Monday, April 16, 2012

RMNP Ski Tour March Day 4

The next morning I woke and felt much better. We cooked the dinner planned for the night before for breakfast and decided to do a little skills practice while waiting for the snow on the way out to warm up a little. We went over to some rock fin poking out of the glacier and Kate placed a few anchors and we practiced rappelling. This went well, looking at creative placements for nuts and pitons.
Then we went back and packed up. I should have paid more attention to Kate's pack, but let her take care of loading it. Later on in the day this was a problem again, similar to the way in. Packing went quickly and soon there was no evidence that we had stayed there.
The hike to the top of the couloir we had booted up went quickly and soon we were descending it.
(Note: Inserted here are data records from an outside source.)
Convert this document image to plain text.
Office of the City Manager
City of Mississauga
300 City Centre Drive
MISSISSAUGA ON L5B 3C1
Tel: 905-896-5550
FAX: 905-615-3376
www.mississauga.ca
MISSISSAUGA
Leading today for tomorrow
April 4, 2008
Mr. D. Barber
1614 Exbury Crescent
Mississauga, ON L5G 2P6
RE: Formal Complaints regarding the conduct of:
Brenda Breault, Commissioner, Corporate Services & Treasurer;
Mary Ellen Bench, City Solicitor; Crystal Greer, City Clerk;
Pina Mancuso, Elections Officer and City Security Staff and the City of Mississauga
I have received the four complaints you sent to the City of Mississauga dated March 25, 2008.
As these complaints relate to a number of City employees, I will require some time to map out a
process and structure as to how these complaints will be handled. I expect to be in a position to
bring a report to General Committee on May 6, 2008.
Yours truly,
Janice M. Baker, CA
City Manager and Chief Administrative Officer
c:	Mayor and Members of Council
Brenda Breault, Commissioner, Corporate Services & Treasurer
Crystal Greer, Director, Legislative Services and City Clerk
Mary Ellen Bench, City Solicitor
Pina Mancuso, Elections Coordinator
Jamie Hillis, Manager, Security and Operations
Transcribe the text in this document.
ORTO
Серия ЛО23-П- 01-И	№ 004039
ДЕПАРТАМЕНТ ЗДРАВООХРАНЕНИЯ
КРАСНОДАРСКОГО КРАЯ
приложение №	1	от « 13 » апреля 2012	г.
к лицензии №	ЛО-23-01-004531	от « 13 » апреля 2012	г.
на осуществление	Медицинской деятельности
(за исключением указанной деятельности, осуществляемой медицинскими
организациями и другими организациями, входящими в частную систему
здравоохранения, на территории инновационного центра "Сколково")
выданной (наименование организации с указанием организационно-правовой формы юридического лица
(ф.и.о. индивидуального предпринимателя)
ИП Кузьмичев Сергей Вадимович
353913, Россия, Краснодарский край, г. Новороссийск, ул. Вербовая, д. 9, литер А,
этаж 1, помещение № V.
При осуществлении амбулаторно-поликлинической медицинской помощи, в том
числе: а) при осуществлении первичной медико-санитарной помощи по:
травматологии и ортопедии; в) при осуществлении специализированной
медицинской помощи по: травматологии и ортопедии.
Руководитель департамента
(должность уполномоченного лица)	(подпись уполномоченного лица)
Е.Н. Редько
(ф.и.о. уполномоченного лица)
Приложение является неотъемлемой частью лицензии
It was still firm and with the heavy packs a little unbalanced, but still very fun and aesthetic.




At the bottom we cut off some of the trail we'd come up on the way in and were rewarded with awesome low angle corn interspersed with baby conifer trees, super fun!

Now it is on to the switchbacks and deadfall, we only had to take our skis off for one deadfall, managing to surmount the countless others with gymnastics, but it certainly slowed us down and was tiring. The lower we got the more rotten the snow was as well, so it was imperative that we stay on the trail. What was firm crust on the way in 3 days prior was now mush.



We made it down to our first campsite, ate a snack and filled water, and put skins on for the remainder of the trip. It was now slow going, with rotten snow, down trees, massive snowshoe postholes and undulating terrain. It was also not good for Kate's skins as the glue stopped working effectively.

We had 6 miles left or so, 3 with skis, 3 hiking, and one of Kate's skins failed completely with more than a mile left of skiing.
This was all very tiring and much more time consuming than we had estimated. We felt worn out and demoralized.

We finally made it to the falls, which marked the sneaker transition, and put the skis and boots on the packs. It was nice to be one step closer, but I felt like hiking was more tiring and the extra weight on my back felt huge. After a long and emotional 3 miles we were very close to the trailhead when I spotted two moose. And then a butterfly frozen in the stream.


Finally we made it out, stopped in town to pick up some takeaway bbq and made the 2 hour drive home.